Most of the space humans take up is accounted-for by farming. Farming need not take up as much space as it currently does: http://www.juliansimon.com/writings/Ultimate_Resource/TCHAR0...

PhytoFarm techniques could feed a hundred times the world's present population - say 500 billion people - with factory buildings a hundred stories high, on one percent of present farmland. To put it differently, if you raise your bed to triple bunk-bed height, you can grow enough food on the two levels between the floor and your bed to supply your nutritional needs. [...]

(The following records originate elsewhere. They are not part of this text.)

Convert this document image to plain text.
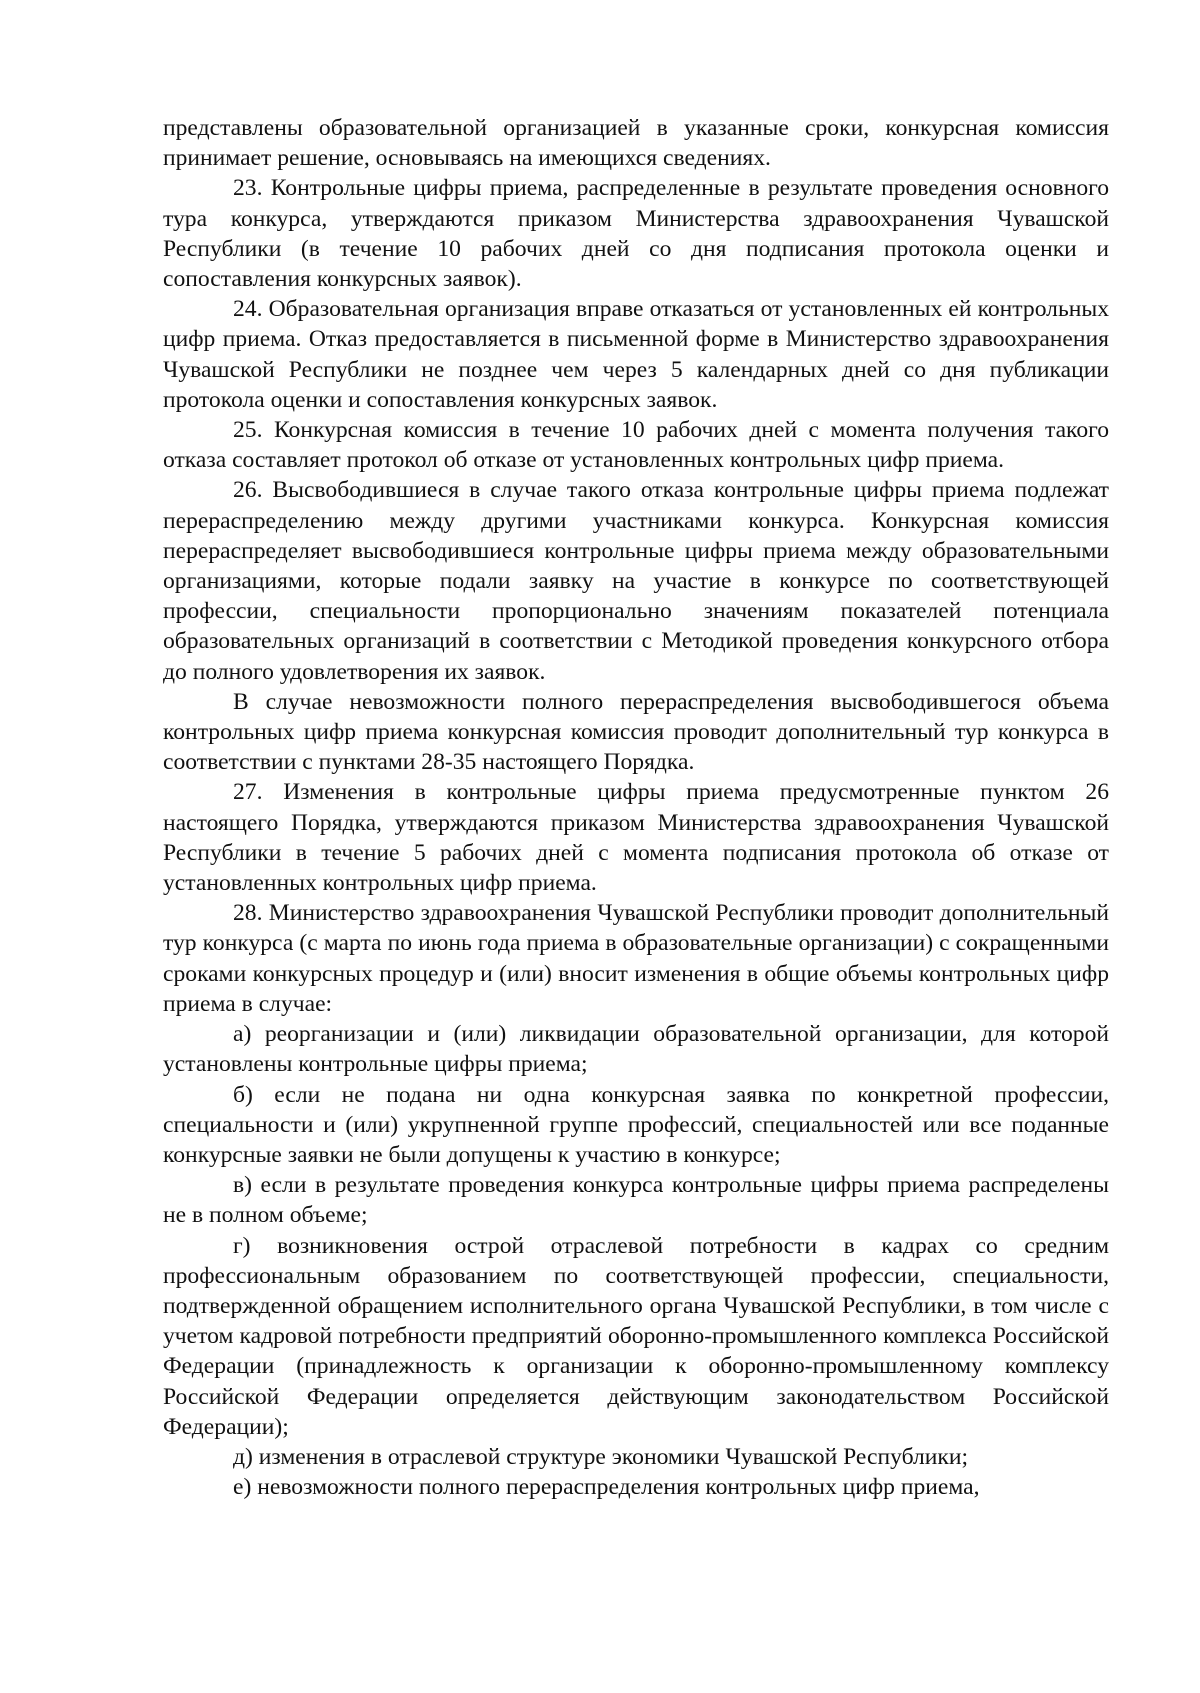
представлены образовательной организацией в указанные сроки, конкурсная комиссия принимает решение, основываясь на имеющихся сведениях.

23. Контрольные цифры приема, распределенные в результате проведения основного тура конкурса, утверждаются приказом Министерства здравоохранения Чувашской Республики (в течение 10 рабочих дней со дня подписания протокола оценки и сопоставления конкурсных заявок).

24. Образовательная организация вправе отказаться от установленных ей контрольных цифр приема. Отказ предоставляется в письменной форме в Министерство здравоохранения Чувашской Республики не позднее чем через 5 календарных дней со дня публикации протокола оценки и сопоставления конкурсных заявок.

25. Конкурсная комиссия в течение 10 рабочих дней с момента получения такого отказа составляет протокол об отказе от установленных контрольных цифр приема.

26. Высвободившиеся в случае такого отказа контрольные цифры приема подлежат перераспределению между другими участниками конкурса. Конкурсная комиссия перераспределяет высвободившиеся контрольные цифры приема между образовательными организациями, которые подали заявку на участие в конкурсе по соответствующей профессии, специальности пропорционально значениям показателей потенциала образовательных организаций в соответствии с Методикой проведения конкурсного отбора до полного удовлетворения их заявок.

В случае невозможности полного перераспределения высвободившегося объема контрольных цифр приема конкурсная комиссия проводит дополнительный тур конкурса в соответствии с пунктами 28-35 настоящего Порядка.

27. Изменения в контрольные цифры приема предусмотренные пунктом 26 настоящего Порядка, утверждаются приказом Министерства здравоохранения Чувашской Республики в течение 5 рабочих дней с момента подписания протокола об отказе от установленных контрольных цифр приема.

28. Министерство здравоохранения Чувашской Республики проводит дополнительный тур конкурса (с марта по июнь года приема в образовательные организации) с сокращенными сроками конкурсных процедур и (или) вносит изменения в общие объемы контрольных цифр приема в случае:

а) реорганизации и (или) ликвидации образовательной организации, для которой установлены контрольные цифры приема;

б) если не подана ни одна конкурсная заявка по конкретной профессии, специальности и (или) укрупненной группе профессий, специальностей или все поданные конкурсные заявки не были допущены к участию в конкурсе;

в) если в результате проведения конкурса контрольные цифры приема распределены не в полном объеме;

г) возникновения острой отраслевой потребности в кадрах со средним профессиональным образованием по соответствующей профессии, специальности, подтвержденной обращением исполнительного органа Чувашской Республики, в том числе с учетом кадровой потребности предприятий оборонно-промышленного комплекса Российской Федерации (принадлежность к организации к оборонно-промышленному комплексу Российской Федерации определяется действующим законодательством Российской Федерации);

д) изменения в отраслевой структуре экономики Чувашской Республики;

е) невозможности полного перераспределения контрольных цифр приема,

Only two hundred years ago, half of the diet of Sauk and Mesquakie Native Americans came from hunting, and "It took 7,000 acres to support one human." Phytofarm's one acre, which supports 500 or 1,000 people, represents an increase in productivity per acre a million times over compared with the Native Americans. [...]

Nor is this any "ultimate" limit. Rather, these gains are just the result of research over the past few decades [...] It is likely that before the world gets to 500 billion people, or even to 10 billion, the maximum output per acre will be increased much beyond what PhytoFarm achieves now.


Birth rates are falling rapidly in the developed world, and they'd be a lot more spaced out if we had bodies like 30-years old for a long time. More than enough time for technology to increase out productivity to support these people.


well, at least real-estate prices would rise.


3001: The Final Odyssey. Skyscrapers to geostationary orbit.